こんにちは! たけもこです。 連載2回目となる今回は「働き方」という、少々大きなテーマについてです。最近考えていたことや、私がパラレルワーカーという「働き方」を選択した経緯などを書きつつ、自分に合う「働き方」を考えるにあたって、野球のプレースタイルで例えてみたりしてます。
「働き方」がテーマであることへの違和感
さて、前回の記事でも少し自己紹介をしましたが、私は企業に勤める一方でモデル・タレントやライターのお仕事をする、いわゆる「パラレルワーカー」です。最近ではありがたいことに、「働き方」をテーマにイベント登壇や執筆のお仕事をいただくことが増えました。ただ、「働き方」について考えるとき、話すとき、モヤモヤとひっかかる違和感がずっとありました。
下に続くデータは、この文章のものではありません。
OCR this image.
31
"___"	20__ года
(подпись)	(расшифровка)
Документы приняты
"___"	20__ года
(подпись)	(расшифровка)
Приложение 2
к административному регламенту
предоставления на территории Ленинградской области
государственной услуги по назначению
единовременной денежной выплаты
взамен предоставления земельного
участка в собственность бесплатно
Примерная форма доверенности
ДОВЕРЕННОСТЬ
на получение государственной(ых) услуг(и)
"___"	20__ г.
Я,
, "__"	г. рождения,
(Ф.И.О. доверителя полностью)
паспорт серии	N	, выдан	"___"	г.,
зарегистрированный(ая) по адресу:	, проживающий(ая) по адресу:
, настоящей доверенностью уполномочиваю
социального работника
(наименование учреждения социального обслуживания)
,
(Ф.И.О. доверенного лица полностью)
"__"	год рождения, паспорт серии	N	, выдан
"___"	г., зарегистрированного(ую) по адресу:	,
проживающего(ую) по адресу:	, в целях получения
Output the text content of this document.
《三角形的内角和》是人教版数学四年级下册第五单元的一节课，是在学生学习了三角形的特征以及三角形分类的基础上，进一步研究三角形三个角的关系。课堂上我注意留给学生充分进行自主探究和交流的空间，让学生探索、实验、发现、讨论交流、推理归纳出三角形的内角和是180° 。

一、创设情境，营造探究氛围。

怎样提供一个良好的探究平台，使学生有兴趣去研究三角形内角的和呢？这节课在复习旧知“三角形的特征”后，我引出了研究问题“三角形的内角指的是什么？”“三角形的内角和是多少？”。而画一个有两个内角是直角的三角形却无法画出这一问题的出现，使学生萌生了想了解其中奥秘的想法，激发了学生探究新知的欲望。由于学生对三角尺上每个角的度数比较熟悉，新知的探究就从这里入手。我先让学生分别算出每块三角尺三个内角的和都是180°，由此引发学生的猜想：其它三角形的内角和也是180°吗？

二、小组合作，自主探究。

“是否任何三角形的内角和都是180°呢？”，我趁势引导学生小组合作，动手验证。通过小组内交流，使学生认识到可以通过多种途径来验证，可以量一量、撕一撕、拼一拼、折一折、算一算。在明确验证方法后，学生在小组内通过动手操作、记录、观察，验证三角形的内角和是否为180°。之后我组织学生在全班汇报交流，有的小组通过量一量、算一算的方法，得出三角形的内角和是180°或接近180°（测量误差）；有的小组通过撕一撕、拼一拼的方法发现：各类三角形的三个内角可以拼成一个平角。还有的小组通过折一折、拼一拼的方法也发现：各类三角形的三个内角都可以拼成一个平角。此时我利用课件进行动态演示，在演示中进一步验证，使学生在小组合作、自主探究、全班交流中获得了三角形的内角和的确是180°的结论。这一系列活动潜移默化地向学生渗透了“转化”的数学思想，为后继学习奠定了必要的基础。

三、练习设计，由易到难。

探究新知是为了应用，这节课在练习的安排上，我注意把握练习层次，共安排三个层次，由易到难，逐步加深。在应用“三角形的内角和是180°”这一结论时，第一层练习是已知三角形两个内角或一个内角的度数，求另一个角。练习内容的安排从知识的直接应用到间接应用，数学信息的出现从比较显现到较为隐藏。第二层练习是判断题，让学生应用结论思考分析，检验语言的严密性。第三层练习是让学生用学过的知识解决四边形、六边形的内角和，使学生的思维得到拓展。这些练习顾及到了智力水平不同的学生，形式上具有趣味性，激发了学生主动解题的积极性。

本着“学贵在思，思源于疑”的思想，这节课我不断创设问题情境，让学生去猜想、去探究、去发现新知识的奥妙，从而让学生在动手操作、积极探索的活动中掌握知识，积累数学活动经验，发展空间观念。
モヤモヤを紐解くにあたり、まずは「働き方」という抽象的な言葉の解像度をもう少し上げていきます。「働き方」とは読んで字のごとく「働く方法」です。さらに言うと、「パラレルワーク」とは、他にも「起業」や「本業1本」、「時短勤務」、「副業」、「フリーランス」など、多様に働く方法が存在する内の一種に過ぎません。
「パラレルワーク」が方法の一種である以上、質問への回答のすべては使い手に依存します。感覚としては商品レビューです。商品を使ってみてどうだったか、メリットデメリット。商品レビューで星5つを付ける人もいれば、星1つを付ける人がいるように、人によって感じ方や、合う・合わないが出てきます。
以前、就活生の方にこのような質問をいただくことがありました。
「副業をしたいのですが、どのように会社選びをすればよいでしょうか」
恐らく、この質問を受けたときに違和感が発生したのだと思います。
「副業」が手段である限り、目的がセットで話されないことには解決ができないのではないか。その人にとって「副業」という選択はベストなのか。と考え始めてしまったのですよね。「個の時代だ!」「副業は新しい働き方だ!」と時代が動き始めている中で、いわゆる手段が目的化している方も多いのではないか、という仮説が浮かびました。
仮説が実際にあるとするなら、「働き方」をテーマに私が「パラレルワーク」という手段についてお話するのは、なんとなく不誠実な気がして、これこそがモヤモヤの原因でした。
とはいえ、「副業をすることそのものを目的にすべきではない!」という主張は自分で書いていても、少々きれいごとだなと感じます。「副業がしたい!」という欲求そのものを否定するつもりはありませんし、1つのアクションとして素晴らしいことだと思います。人によっては理由もさまざまで、「金銭的に本業だけでは厳しいから」という方もいらっしゃるでしょう。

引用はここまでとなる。